Vegan Food: It’s Not About Deprivation
There’s a widespread misconception that vegan food has to be healthy and that veganism is the gateway to an eating disorder. Let’s talk about it!
There’s a perception out there that if you don’t eat whole, raw foods, then you’re not vegan. That veganism has to involve some sort of deprivation diet or an eating disorder. This could not be more untrue.
Over the past couple of weeks I feel like I’m seeing a lot of misrepresentation of what is vegan food and what isn’t. It began with The Blonde Vegan blaming her eating disorder on veganism and ended with a comment that I recently read on a plant based forum I belong to.
My heart goes out to Jordan Younger – The Blonde Vegan – and her struggle with food. As someone who’s also had body image problems, I can absolutely relate. Where I take issue is with the idea that vegan food or a vegan diet caused her orthorexia.
Vegan food doesn’t have to be restrictive, but someone who has issues with food can certainly incorporate those anxieties into her veganism. But it’s not fair to say that vegan food was at the root of her problem. Eating disorders are complex, and it takes more than eschewing animal products to cause that sort of self-loathing. This is me speaking from experience. It trivializes eating disorders to imply that veganism alone can cause something as deep and severe as anorexia or orthorexia.
The comment that really upset me didn’t come from an ex-vegan though. It came from a current vegan who said that some people who “claim to be vegan” actually eat processed food. This sort of judgement within the vegan community is doing our movement far more harm than good.
There seems to be this unspoken game of “Who is the most vegan?” within the vegan community, and everyone has a different definition of what vegan food includes. It makes veganism seem unapproachable, and it doesn’t serve animals at all. And isn’t veganism supposed to be about protecting animals?
I want to disspell this myth that you’re not “really” vegan unless you eat not only plant foods, but specific plant foods. No, no, no.
Vegan food doesn’t contain animal products or byproducts. Period.
Here are some examples of vegan food and drinks that you might think are off limits, because they’re not whole foods, and they’re certainly not healthy in excess:
+ Many, many brands of potato chips. Check this recipe for vegan Dorito-crusted tofu, and then tell me that vegan food is about deprivation.
I could list vegan junk foods all day, because there are thousands of options. When I was reading that comment about people who “claim to be vegan,” I was halfway through eating a chocolate bar and on my second glass of wine. Both the chocolate and the wine were animal product free, meaning that they were vegan. Veganism isn’t about a pure diet, I promise!
Veganism is a lifestyle that’s about avoiding animal products as much as humanly possible. If it doesn’t contain animal products and wasn’t tested on animals, it’s vegan. Food doesn’t have to be raw, whole, grain free, sugar free, or gluten free to be vegan.
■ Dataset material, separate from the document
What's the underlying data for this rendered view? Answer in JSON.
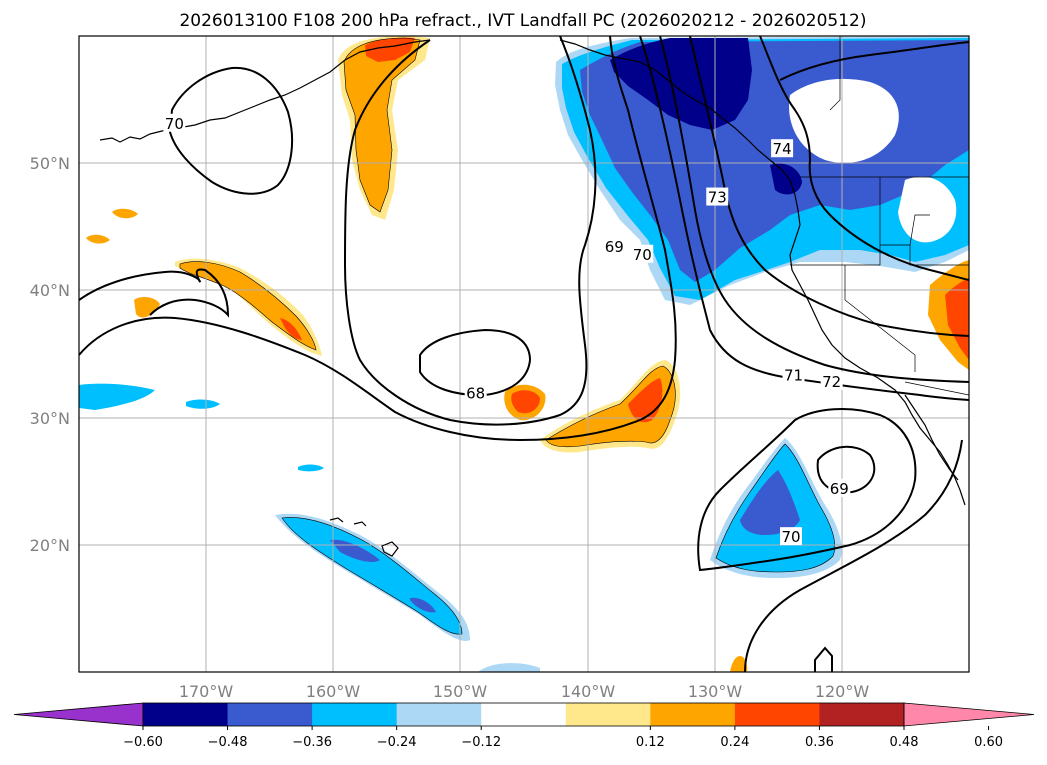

It just has to be animal free.
I’m not saying that I don’t respect plant-strong vegans, gluten free vegans, or grain free vegans. All that I’m saying here is that you don’t need any of those adjectives to be vegan. You just need to embrace a cruelty-free lifestyle, and that lifestyle can include potato chips, wine, cupcakes, and bread if that’s how you want to do it.
This ongoing game of Who’s the Best Vegan is bad news, y’all, and we need to quit it. It doesn’t serve our community, and it doesn’t serve the animals that we’re trying to protect. Pass the potato chips!